Japan crisis is trouble for new Colorado uranium mill

Saturday, March 19, 2011 1:24 PM

The unfolding nuclear disaster in Japan is likely to delay plans to build a uranium mill in the Paradox Valley by at least a few months, said an executive at the company that owns the mill.

The disaster shook the world’s uranium market the same week that Energy Fuels Inc. was wrapping up a financing deal for its proposed Piñon Ridge uranium mill, between Naturita and Paradox, said Gary Steele, the company’s vice president for corporate marketing.

“I’ve had better weeks than the last one, believe me,” Steele said.

Tuesday’s weekly spot price of uranium fell to $60 per pound, according to UxC Consulting, a company that tracks global uranium prices. That’s down $6.50 from a week earlier and $12 from the end of January.

The March 11 earthquake and tsunami knocked out power to Japan’s Fukushima Dai-ichi nuclear complex and interfered with the plant’s ability to keep its nuclear material cool and contained. The plant has sustained several radiation leaks, and the U.S. Embassy in Tokyo warned U.S. citizens Thursday to stay at least 50 miles away from the plant.

Already, China and Germany have announced moratoriums on new nuclear plants, and U.S. congressmen like Massachusetts Democrat Ed Markey are calling for the same thing here. Italy will hold a national referendum on building more nuclear plants in June.

Reaction to the disaster has played havoc with Energy Fuels and other uranium companies, which mostly are headquartered in Canada.

“It is sell now, ask questions later for the uranium market,” Canada’s Financial Post said Tuesday.

Energy Fuels wrapped up its plan Thursday to sell $10 million in shares of the company. The price was dependent on market conditions at the time, and Energy Fuels stock had dropped to 41.5 cents per share at Thursday’s close on the Toronto stock exchange, down from 87 cents the day before the earthquake.

Steele said it’s “only realistic” to think some of the financing for the mill will be delayed, but perhaps by as little as a few months.

“We didn’t plan to go out and raise money in the face of what has been probably the worst week the nuclear industry has seen in 25 years,” Steele said.

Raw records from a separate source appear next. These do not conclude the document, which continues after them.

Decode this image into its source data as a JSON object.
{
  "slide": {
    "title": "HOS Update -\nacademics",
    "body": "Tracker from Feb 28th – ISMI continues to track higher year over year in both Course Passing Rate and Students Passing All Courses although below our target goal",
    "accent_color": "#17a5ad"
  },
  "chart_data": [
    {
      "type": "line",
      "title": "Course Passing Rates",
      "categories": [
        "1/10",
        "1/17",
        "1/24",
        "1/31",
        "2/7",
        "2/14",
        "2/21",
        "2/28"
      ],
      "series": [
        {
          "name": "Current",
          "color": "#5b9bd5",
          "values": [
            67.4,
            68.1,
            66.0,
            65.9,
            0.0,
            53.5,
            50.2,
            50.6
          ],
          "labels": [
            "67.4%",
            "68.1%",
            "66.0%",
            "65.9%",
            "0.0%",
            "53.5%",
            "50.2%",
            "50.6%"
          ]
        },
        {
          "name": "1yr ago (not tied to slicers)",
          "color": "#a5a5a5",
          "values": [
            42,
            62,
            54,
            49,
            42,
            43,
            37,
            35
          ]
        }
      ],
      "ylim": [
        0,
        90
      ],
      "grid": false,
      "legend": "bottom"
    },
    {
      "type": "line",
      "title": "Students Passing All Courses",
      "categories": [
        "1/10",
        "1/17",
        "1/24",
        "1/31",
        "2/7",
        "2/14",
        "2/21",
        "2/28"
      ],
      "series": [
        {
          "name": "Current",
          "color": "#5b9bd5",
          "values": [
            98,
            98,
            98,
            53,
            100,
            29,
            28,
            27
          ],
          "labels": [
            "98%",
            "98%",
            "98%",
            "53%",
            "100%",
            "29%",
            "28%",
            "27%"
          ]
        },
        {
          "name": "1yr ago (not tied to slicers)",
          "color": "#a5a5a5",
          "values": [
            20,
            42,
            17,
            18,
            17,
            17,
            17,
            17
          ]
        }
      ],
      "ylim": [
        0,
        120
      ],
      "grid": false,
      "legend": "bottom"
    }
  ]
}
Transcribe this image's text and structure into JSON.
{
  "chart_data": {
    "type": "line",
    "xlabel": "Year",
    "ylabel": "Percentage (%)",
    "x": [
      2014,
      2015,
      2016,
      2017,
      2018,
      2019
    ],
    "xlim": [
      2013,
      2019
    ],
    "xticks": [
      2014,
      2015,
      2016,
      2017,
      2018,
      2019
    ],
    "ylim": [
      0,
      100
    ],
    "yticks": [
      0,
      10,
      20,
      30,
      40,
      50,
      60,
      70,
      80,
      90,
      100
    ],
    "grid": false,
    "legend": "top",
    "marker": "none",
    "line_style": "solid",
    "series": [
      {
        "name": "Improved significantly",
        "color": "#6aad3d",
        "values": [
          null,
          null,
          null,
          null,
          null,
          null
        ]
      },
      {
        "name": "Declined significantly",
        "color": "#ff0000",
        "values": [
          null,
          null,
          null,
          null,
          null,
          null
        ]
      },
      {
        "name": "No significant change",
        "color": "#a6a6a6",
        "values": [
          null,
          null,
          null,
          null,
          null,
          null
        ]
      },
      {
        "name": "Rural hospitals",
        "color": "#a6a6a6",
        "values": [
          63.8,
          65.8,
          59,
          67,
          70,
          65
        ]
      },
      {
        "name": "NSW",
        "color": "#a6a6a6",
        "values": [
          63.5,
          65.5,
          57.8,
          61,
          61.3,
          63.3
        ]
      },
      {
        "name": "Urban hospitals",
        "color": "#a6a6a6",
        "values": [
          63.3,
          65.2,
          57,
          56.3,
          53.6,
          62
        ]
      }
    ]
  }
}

Steele was referring to the Chernobyl nuclear plant in the former Soviet Union, which sustained the worst disaster in the history of civilian nuclear power in 1986.

The Piñon Ridge mill would be the country’s first new uranium mill in two decades. Energy Fuels hopes it spurs a resurgence in uranium mining in Southwest Colorado, which used to supply much of the ore for American power plants and nuclear weapons.

The tsunami happened just four days after Energy Fuels received a radioactive-materials license from the state health department.

The license requires Energy Fuels to put up $11 million to guarantee cleanup of the mill, due in four payments. The first installment of $1.4 million is due May 6.

The uranium market saw a rebound at the end of the last decade as more countries turned toward nuclear power and the uranium from old nuclear weapons – which had flooded the market for civilian reactors – began to run out.

UxC Consulting noted the fundamental strength of the market in its newsletter last Monday, but it anticipates a lengthy political fallout from the disaster that will continue to hurt the uranium market.

“We think it is much more likely that this story is not going to go away for a long time,” Ux Weekly said.

Steele also thinks the market is sound, but he agrees that the political conversation around nuclear power has gotten more difficult for his company.

“It’s definitely a bump in the road, and it’s likely to translate into some delay in what we’re able to do. It doesn’t shut the door on folks needing fuel for nuclear plants,” Steele said.